Maries Pausenbrot wurde geklaut – schon wieder! Bereits seit Tagen verschwinden während der großen Pause die aufwändigen Supersandwiches, die ihre Mutter ihr jeden Morgen zubereitet. Die Kinder der 6a sind fest entschlossen, den Dieb zu fassen, und haben auch schon jemanden im Visier: den neuen Mitschüler Konrad – ein dicklicher Junge, der gerne isst und verdächtig viele Krümmel auf seinem Pullover hat. Marie und einige andere aus der Klasse sind sich schnell einig, dass Konrad der Pausenbrot-Dieb sein muss. Binnen weniger Tage entspinnen sich diverse Theorien und Gerüchte rund um Konrad, der jedoch jede Schuld von sich weist. Die Lage verschärft sich, als er mit seiner Hand in Maries Rucksack erwischt wird und das Beweisfoto in den sozialen Netzwerken die Runde macht. Nachdem Konrad seine Taten aber einfach nicht zugeben will, veranstaltet die Klasse auf dem Schulhof eine Gerichtsverhandlung, um festzustellen, ob er schuldig ist oder nicht.
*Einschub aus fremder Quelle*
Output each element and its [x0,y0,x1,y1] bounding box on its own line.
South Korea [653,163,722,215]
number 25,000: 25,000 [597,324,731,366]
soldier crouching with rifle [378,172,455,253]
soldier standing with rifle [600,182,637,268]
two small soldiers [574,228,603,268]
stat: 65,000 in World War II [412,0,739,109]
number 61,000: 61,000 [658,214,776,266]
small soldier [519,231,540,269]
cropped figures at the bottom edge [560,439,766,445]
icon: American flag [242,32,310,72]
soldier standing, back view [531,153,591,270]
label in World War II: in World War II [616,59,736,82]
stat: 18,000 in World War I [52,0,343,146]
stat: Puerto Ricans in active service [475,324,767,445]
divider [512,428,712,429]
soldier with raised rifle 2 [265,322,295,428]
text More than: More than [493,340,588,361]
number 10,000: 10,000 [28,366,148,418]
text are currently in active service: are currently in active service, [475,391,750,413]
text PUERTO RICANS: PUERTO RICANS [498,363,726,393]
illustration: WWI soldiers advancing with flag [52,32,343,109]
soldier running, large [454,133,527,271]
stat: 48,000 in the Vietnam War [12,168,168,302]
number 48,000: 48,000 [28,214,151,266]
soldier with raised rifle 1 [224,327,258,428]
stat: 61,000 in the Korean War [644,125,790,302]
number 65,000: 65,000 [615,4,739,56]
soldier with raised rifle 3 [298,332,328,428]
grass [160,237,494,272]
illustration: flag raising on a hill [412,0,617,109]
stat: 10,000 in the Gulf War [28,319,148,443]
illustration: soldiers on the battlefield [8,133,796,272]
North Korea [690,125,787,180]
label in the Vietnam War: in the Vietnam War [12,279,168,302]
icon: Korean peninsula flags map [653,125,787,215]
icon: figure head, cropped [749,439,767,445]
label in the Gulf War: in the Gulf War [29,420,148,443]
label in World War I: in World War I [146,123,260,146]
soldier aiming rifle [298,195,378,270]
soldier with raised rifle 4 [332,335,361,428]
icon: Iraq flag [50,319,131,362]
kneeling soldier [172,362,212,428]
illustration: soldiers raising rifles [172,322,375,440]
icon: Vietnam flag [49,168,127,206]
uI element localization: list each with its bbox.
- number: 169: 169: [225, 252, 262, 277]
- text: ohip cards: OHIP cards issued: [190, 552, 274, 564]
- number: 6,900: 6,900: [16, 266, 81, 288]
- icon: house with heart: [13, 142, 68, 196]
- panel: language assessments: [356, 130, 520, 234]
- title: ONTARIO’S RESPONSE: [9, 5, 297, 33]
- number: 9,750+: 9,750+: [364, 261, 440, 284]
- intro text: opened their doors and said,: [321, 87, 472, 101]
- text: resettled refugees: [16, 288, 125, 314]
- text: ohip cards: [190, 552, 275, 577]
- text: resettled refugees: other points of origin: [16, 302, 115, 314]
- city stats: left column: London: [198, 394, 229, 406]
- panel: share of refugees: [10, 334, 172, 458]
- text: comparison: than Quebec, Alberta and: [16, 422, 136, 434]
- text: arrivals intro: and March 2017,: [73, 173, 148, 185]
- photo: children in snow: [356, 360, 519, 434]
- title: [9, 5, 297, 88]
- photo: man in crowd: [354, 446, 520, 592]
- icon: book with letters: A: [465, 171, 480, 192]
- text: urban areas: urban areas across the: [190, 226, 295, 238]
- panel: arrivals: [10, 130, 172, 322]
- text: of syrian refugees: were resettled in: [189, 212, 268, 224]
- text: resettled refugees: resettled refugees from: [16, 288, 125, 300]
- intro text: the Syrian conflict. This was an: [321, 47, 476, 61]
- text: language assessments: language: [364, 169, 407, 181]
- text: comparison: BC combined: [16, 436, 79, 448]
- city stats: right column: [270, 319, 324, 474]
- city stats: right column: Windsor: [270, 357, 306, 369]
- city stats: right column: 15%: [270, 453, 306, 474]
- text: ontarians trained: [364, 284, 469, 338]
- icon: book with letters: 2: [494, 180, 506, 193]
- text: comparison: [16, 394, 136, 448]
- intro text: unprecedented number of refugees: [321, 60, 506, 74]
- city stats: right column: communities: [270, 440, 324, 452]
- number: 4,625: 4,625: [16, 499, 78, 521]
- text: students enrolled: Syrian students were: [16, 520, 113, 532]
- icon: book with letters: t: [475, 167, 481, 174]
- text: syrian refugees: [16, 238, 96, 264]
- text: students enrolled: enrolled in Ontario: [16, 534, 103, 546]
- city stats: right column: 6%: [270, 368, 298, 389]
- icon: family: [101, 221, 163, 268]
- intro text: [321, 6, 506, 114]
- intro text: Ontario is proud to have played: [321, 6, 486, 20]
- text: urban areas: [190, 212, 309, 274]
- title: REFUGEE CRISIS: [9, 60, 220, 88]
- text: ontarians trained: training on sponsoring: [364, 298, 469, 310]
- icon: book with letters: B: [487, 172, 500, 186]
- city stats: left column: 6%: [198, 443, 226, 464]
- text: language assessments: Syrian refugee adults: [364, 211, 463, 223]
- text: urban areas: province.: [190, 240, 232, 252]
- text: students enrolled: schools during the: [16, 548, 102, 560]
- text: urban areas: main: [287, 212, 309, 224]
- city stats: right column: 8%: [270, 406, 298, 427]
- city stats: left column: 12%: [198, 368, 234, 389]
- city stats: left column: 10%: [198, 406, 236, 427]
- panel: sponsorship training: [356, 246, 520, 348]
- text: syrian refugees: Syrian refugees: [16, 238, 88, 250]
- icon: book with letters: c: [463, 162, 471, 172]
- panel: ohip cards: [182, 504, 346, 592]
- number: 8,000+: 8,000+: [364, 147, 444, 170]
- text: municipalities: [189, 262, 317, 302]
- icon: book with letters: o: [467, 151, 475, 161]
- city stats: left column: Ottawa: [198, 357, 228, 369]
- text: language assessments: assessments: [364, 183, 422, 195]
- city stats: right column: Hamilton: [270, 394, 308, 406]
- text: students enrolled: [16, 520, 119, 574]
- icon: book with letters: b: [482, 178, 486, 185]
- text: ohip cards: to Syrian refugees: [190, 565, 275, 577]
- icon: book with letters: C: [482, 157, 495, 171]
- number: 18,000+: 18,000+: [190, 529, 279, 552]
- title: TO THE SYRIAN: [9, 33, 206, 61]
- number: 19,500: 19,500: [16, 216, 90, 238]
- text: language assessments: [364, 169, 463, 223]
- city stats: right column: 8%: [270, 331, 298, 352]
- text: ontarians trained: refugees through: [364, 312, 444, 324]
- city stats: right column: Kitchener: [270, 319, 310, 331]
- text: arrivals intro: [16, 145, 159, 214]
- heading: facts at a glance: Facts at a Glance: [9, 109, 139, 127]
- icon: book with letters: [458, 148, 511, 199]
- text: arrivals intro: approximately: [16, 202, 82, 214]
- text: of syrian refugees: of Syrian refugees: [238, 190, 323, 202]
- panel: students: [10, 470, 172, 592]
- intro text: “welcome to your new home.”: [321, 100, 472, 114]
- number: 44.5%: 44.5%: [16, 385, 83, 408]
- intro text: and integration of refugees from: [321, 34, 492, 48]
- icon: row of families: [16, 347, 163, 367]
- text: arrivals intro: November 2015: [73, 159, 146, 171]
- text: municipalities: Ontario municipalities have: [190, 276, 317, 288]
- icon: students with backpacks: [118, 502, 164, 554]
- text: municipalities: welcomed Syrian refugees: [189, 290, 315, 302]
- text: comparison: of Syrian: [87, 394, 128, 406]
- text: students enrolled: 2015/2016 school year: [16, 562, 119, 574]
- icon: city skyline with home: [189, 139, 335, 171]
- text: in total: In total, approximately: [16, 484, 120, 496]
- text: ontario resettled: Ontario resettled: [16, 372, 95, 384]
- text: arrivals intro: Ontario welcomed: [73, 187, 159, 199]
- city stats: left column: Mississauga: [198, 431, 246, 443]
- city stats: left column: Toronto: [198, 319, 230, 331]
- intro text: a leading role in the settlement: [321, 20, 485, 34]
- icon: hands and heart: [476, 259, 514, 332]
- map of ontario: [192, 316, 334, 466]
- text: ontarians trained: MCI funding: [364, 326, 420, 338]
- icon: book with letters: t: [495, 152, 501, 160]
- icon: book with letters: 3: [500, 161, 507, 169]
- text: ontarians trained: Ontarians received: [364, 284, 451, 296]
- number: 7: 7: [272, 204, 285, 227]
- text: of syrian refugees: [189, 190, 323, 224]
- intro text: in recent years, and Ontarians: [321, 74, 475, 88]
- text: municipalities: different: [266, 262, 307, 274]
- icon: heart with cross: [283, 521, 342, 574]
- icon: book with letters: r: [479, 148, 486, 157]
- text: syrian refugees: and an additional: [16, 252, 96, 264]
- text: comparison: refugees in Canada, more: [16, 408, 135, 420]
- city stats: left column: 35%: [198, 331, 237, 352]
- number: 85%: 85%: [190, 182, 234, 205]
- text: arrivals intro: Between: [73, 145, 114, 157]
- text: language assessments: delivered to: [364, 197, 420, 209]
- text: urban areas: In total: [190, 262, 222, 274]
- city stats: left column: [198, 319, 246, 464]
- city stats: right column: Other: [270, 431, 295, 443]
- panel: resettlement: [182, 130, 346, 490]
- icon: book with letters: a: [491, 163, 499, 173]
„Lasst uns nicht vorschnell urteilen!“, lautet das Motto der 6a. Zumindest zu dem Zeitpunkt, als sie beschließen, eine Gerichtsverhandlung zu veranstalten, um herauszufinden, ob ihr Mitschüler Konrad wirklich der Pausenbrotdieb ist. Zuvor tun die Kinder so ziemlich das Gegenteil: Sie beschuldigen Konrad vehement, ein Dieb zu sein (nur weil er beim Essen offenbar viel krümelt, neu in der Klasse ist und noch keine Freund:innen gefunden hat), er wird bedrängt, Gerüchte werden über ihn erfunden und verbreitet, er wird verfolgt (von einem Mitschüler, der Beweise gegen ihn sammeln will), er ist das Opfer von Cyber Mobbing und wird schließlich verprügelt. Erst als er mit aufgeschürftem Arm im Staub auf dem Boden liegt, schreiten Marie und der wortkarge Mika ein.

Letzter ist so etwas wie die Stimme der Vernunft der Klasse, auch wenn er sie nur selten erhebt. Als Einziger beteiligt er sich nicht an den Mobbing-Aktionen gegen Konrad und vorverurteilt ihn nicht: „Konrad ist nicht sein Freund, und Mika weiß auch nicht, ob er der Täter ist oder nicht. Aber er wirkt traurig, fast verzweifelt, und davon bekommt Mika ein komisches Gefühl im Bauch. Er kennt auch ein Wort dafür: Ungerechtigkeit.“ Mika spürt den starken Drang, Konrad zu verteidigen. „Nicht weil er denkt, dass Konrad bestimmt unschuldig ist. Sondern weil der ganz allein dasteht.“ Bei der Gerichtsverhandlung ist er es, der als Konrads Verteidiger auftritt. Die Behauptung des Verlages, „Kinder haben ein ausgeprägtes Gefühl für Gerechtigkeit und Verantwortung“ scheint jedenfalls nur auf Mika zuzutreffen. Alle anderen Kinder der Klasse stört es vergleichsweise wenig, dass Konrad – aus Gründen, die kaum als solche zu bezeichnen sind – verdächtigt wird, ein Dieb zu sein. Sie grenzen ihn aus und machen sich über ihn lustig.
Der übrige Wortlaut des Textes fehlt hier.